All four have combined macroeconomic stability, competitive tax rates and special economic zones, efficient and transparent public sector institutions, with investment in universities and the development of a tech-savvy, English speaking workforce.

Digitalization has helped to lower the costs of doing business and attract global talent.

Membership in the European Union was a key component of these growth strategies, as the single market provided the market size required to attract large-scale investments.

Economists have also shown that linkage effects between FDI and local firms are more likely to emerge when products are sold into the domestic market.

European Union support for infrastructure development in the form of the Cohesion Fund, the EU Regional Development Fund and the Connecting Europe Facility improved connectivity and reduced logistics costs across these countries.
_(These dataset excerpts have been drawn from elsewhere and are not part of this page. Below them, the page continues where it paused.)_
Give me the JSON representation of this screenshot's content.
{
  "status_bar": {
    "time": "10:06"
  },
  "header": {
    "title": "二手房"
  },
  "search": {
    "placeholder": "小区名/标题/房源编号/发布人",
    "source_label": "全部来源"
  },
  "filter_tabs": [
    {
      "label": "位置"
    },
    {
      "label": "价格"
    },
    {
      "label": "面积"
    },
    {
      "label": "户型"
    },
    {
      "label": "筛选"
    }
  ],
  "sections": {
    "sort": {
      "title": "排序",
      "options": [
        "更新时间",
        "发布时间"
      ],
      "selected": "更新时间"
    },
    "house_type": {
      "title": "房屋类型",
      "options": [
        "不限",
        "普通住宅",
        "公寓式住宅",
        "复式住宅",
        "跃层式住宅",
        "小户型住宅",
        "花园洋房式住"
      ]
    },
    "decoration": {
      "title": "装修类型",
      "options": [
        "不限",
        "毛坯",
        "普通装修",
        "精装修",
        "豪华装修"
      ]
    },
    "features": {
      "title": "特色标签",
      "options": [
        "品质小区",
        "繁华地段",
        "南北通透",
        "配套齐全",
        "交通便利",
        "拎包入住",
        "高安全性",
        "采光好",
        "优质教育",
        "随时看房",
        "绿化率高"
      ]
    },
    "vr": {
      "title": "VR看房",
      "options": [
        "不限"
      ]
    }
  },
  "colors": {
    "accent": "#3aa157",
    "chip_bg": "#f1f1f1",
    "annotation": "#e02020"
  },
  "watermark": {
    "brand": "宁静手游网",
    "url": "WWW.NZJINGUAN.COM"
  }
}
While Vietnam cannot rely on a large trade bloc like the European Union, it can replicate these policies through closer integration with the East Asian economies, both through formal regional and bilateral trade and investment agreements and through informal industry-level arrangements organized around complex supply chains.

Vietnam's pivot to high-tech industries is a necessity and a challenge.

The exhaustion of the old model's drivers—cheap labor, structural transformation, and low-skill assembly—leaves no alternative to technological upgrading.

The examples of Ireland, Estonia, Poland and the Czech Republic demonstrate that this path is feasible for countries willing to invest in institutions, human capital, and connectivity.

Success depends on execution.

Vietnam must deepen technological capabilities in domestic firms while maintaining the macroeconomic stability and institutional efficiency that attracted foreign investment in the first place.

Regional integration with East Asia offers a pragmatic substitute for the market size and institutional support that EU membership provided to Central European economies.

The supply chains linking Vietnam to Japan, South Korea, Taiwan and China create natural channels for technology transfer and market access.

The transition will not be smooth.

Building research universities, fostering innovation ecosystems, and establishing technology spillovers take time and commitment.

But Vietnam has demonstrated adaptability before.

The country that survived decades of war and transformed itself from one of the world's poorest economies into a middle-income manufacturing powerhouse in a single generation has shown it can execute complex strategies.

Achieving high-income status by 2045 is just the latest in the long series of challenges that constitute the country’s path from subjugation to freedom and prosperity.